There are packages such as gapfill but I found them too slow for my task. I found another method here as in the answer: https://gis.stackexchange.com/questions/279354/ndvi-time-series-with-missing-values

by: https://gis.stackexchange.com/users/8520/jeffrey-evans

I want to convert the for loop to foreach so I can calculate it for larger images.

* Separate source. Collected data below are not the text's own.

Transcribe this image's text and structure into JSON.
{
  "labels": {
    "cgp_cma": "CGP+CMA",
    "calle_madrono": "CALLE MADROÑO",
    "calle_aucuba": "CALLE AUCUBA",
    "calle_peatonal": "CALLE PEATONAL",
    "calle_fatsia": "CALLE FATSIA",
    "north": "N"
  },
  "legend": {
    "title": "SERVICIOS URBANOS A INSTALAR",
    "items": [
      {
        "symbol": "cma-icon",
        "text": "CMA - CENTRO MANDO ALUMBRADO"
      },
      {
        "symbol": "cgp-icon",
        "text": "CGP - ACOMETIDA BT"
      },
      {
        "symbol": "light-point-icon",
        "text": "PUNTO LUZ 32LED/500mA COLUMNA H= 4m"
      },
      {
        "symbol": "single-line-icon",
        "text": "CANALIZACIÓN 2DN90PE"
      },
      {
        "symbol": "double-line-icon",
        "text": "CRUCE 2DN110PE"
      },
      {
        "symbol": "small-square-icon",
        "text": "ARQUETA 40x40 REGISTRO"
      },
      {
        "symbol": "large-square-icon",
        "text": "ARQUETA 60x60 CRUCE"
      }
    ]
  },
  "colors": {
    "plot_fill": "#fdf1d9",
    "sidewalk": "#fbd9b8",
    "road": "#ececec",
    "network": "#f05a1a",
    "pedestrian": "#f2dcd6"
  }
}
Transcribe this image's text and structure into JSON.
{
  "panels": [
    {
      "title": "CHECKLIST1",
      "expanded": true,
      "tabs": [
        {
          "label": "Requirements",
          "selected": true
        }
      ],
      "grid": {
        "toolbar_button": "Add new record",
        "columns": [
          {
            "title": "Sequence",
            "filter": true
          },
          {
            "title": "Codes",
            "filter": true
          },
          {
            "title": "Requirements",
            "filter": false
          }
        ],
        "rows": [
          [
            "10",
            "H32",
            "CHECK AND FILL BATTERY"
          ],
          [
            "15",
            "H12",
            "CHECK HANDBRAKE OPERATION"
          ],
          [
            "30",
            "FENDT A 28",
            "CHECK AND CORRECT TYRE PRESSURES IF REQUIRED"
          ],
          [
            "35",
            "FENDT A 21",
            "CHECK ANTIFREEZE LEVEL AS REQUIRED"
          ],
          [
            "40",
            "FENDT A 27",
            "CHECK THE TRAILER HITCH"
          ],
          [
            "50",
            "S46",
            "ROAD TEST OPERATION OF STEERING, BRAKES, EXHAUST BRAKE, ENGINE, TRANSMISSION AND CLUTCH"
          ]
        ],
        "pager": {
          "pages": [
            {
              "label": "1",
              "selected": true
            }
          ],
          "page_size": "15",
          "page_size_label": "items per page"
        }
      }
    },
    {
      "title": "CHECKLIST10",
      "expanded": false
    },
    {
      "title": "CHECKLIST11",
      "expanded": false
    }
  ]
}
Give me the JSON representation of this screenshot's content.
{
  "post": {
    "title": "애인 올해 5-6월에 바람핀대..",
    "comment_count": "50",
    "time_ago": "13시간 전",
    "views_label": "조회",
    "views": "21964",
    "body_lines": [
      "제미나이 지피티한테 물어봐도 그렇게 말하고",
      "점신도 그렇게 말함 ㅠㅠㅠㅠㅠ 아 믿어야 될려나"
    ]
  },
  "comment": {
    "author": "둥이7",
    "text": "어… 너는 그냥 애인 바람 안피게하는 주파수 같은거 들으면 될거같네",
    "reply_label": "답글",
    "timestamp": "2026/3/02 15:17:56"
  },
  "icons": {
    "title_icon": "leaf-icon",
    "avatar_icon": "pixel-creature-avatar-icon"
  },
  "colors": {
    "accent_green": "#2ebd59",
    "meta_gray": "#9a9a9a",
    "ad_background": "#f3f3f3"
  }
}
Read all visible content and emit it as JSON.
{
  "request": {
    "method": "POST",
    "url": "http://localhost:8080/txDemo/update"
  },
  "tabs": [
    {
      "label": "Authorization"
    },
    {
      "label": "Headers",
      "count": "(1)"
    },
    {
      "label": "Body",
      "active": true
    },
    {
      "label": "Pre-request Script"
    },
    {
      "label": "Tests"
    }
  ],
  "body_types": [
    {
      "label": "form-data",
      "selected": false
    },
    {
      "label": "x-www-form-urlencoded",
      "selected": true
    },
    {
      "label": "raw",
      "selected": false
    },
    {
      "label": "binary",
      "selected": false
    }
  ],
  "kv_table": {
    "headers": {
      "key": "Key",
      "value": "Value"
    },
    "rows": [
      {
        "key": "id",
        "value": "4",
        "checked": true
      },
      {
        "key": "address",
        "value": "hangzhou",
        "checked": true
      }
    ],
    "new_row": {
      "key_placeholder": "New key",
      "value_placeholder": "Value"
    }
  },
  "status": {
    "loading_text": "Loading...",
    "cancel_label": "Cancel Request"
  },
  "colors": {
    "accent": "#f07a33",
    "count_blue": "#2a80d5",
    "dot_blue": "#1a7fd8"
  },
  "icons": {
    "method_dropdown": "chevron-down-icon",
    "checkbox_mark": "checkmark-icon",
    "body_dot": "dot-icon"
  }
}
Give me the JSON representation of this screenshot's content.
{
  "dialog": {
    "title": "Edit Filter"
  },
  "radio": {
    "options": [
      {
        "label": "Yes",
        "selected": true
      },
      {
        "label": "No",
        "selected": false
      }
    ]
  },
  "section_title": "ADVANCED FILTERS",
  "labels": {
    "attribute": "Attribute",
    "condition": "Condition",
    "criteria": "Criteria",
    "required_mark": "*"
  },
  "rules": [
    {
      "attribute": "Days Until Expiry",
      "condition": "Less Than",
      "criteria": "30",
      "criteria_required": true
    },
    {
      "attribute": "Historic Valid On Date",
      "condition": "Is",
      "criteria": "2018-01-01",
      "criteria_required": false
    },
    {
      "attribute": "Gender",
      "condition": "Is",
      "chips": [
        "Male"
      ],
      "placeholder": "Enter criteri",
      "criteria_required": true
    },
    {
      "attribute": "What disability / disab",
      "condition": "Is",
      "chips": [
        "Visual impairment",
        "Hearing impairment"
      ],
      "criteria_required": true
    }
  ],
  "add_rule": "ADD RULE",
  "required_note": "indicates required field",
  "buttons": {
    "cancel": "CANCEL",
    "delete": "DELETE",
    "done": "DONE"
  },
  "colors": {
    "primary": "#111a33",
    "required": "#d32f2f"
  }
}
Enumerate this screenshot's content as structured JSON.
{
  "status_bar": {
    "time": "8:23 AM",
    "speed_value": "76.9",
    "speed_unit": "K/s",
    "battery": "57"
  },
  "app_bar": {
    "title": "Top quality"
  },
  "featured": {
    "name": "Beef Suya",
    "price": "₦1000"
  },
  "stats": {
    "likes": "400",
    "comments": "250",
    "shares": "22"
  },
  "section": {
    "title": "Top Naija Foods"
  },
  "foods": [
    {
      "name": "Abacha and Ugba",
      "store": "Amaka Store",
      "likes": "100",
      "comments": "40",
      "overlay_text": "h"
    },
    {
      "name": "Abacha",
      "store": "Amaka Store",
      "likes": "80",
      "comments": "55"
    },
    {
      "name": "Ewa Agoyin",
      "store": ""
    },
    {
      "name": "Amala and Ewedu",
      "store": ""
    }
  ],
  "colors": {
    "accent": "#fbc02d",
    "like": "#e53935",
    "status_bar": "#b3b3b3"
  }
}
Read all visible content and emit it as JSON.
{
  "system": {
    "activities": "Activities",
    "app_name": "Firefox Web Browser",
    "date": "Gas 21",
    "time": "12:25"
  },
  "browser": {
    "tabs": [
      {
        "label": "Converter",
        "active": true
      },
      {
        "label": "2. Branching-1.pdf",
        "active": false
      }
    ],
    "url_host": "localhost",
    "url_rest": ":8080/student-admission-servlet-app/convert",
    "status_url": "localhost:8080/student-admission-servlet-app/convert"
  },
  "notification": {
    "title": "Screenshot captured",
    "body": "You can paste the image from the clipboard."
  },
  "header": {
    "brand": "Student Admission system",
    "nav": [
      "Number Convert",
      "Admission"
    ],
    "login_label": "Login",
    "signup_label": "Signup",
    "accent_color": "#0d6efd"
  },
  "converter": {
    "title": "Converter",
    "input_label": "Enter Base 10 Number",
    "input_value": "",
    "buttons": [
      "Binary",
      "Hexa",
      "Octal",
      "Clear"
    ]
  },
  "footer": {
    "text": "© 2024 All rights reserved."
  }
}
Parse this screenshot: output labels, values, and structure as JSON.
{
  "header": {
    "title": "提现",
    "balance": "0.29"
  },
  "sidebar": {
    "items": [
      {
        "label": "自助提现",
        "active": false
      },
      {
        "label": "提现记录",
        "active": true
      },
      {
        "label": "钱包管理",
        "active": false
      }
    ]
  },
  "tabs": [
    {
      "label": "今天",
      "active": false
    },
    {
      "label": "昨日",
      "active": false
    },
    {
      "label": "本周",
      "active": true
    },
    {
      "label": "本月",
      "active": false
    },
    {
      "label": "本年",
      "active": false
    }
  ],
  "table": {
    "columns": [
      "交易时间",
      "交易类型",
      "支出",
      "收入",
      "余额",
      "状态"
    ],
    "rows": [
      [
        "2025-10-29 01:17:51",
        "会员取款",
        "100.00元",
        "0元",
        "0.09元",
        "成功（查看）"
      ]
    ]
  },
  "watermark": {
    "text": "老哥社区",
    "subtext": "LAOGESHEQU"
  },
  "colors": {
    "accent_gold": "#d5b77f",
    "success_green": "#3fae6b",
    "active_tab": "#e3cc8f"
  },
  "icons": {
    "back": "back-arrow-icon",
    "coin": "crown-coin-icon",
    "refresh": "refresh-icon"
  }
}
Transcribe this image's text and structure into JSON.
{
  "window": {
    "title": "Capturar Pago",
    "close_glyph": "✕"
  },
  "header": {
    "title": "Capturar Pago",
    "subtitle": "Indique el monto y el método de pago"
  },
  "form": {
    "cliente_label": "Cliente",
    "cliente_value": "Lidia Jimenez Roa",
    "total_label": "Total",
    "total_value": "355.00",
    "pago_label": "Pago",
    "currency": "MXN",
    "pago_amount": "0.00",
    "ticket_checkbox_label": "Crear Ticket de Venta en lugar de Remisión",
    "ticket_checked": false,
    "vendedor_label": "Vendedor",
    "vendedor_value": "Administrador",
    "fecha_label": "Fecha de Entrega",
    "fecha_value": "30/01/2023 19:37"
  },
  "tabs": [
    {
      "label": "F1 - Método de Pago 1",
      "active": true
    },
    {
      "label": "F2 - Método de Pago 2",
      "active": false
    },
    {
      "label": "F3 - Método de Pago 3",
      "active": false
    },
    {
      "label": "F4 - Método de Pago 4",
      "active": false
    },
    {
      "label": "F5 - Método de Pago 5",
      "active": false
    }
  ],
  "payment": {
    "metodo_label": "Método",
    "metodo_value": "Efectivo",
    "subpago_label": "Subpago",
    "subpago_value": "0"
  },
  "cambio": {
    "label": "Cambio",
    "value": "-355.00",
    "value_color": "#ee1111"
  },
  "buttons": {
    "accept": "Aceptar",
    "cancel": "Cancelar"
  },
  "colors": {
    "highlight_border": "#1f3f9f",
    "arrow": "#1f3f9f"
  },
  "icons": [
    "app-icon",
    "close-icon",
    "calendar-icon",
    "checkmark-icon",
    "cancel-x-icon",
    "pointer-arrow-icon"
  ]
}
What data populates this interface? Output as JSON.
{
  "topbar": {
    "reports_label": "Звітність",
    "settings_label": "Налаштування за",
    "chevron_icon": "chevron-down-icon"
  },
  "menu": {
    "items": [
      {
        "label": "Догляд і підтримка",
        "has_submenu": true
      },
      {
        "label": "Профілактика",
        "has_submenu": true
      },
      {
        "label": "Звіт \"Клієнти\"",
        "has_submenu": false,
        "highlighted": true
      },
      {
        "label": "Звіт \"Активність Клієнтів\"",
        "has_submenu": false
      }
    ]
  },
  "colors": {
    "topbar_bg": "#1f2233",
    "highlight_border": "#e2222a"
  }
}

Here is the code with for loops:

impute.loess <- function(y, x.length = NULL, s = 0.80, 
                         smooth.data = FALSE, ...) {
  if(is.null(x.length)) { x.length = length(y) }
  options(warn = -1)
  x <- 1:x.length
  if (all(is.na(y))) {
    return(y)
  } else {
    p <- loess(y ~ x, span = s, data.frame(x = x, y = y))
    if(smooth.data == TRUE) {
      y <- predict(p, x)
    } else {
      na.idx <- which( is.na(y) )
      if( length(na.idx) > 1 ) {
        y[na.idx] <- predict(p, data.frame(x = na.idx))
      }
    }   
    return(y)
  }
}

time_series_new <- time_series

time_series_new[] <- NA

for (rl in 1:nrow(time_series)) {
  v <- getValues(time_series, rl, 1)
  time_series_new[rl,] <- as.matrix(t(apply(v, MARGIN=1, FUN=impute.loess)))
}

Foreach alternative I tried is this:

time_series_new2 <- time_series

time_series_new2[] <- NA

cl <- parallel::makeCluster(detectCores()-1)
doParallel::registerDoParallel(cl)

time_series_new2 <- foreach (rl = 1:nrow(time_series),
                             .packages = "raster",
                             .combine = 'rbind') %dopar% {
                        v <- getValues(time_series, rl, 1)
                        time_series_new[rl,] <- as.matrix(t(apply(v,
                                                MARGIN=1, FUN=impute.loess)))
}

parallel::stopCluster(cl)

However, here is the difference:

> class(time_series_new)
[1] "RasterBrick"
attr(,"package")
[1] "raster"

> class(time_series_new2)
[1] "matrix"

If I don't assign foreach loop to an object, it just export the outcome. I want an updated raster object at the end but couldn't find a solution to my problem.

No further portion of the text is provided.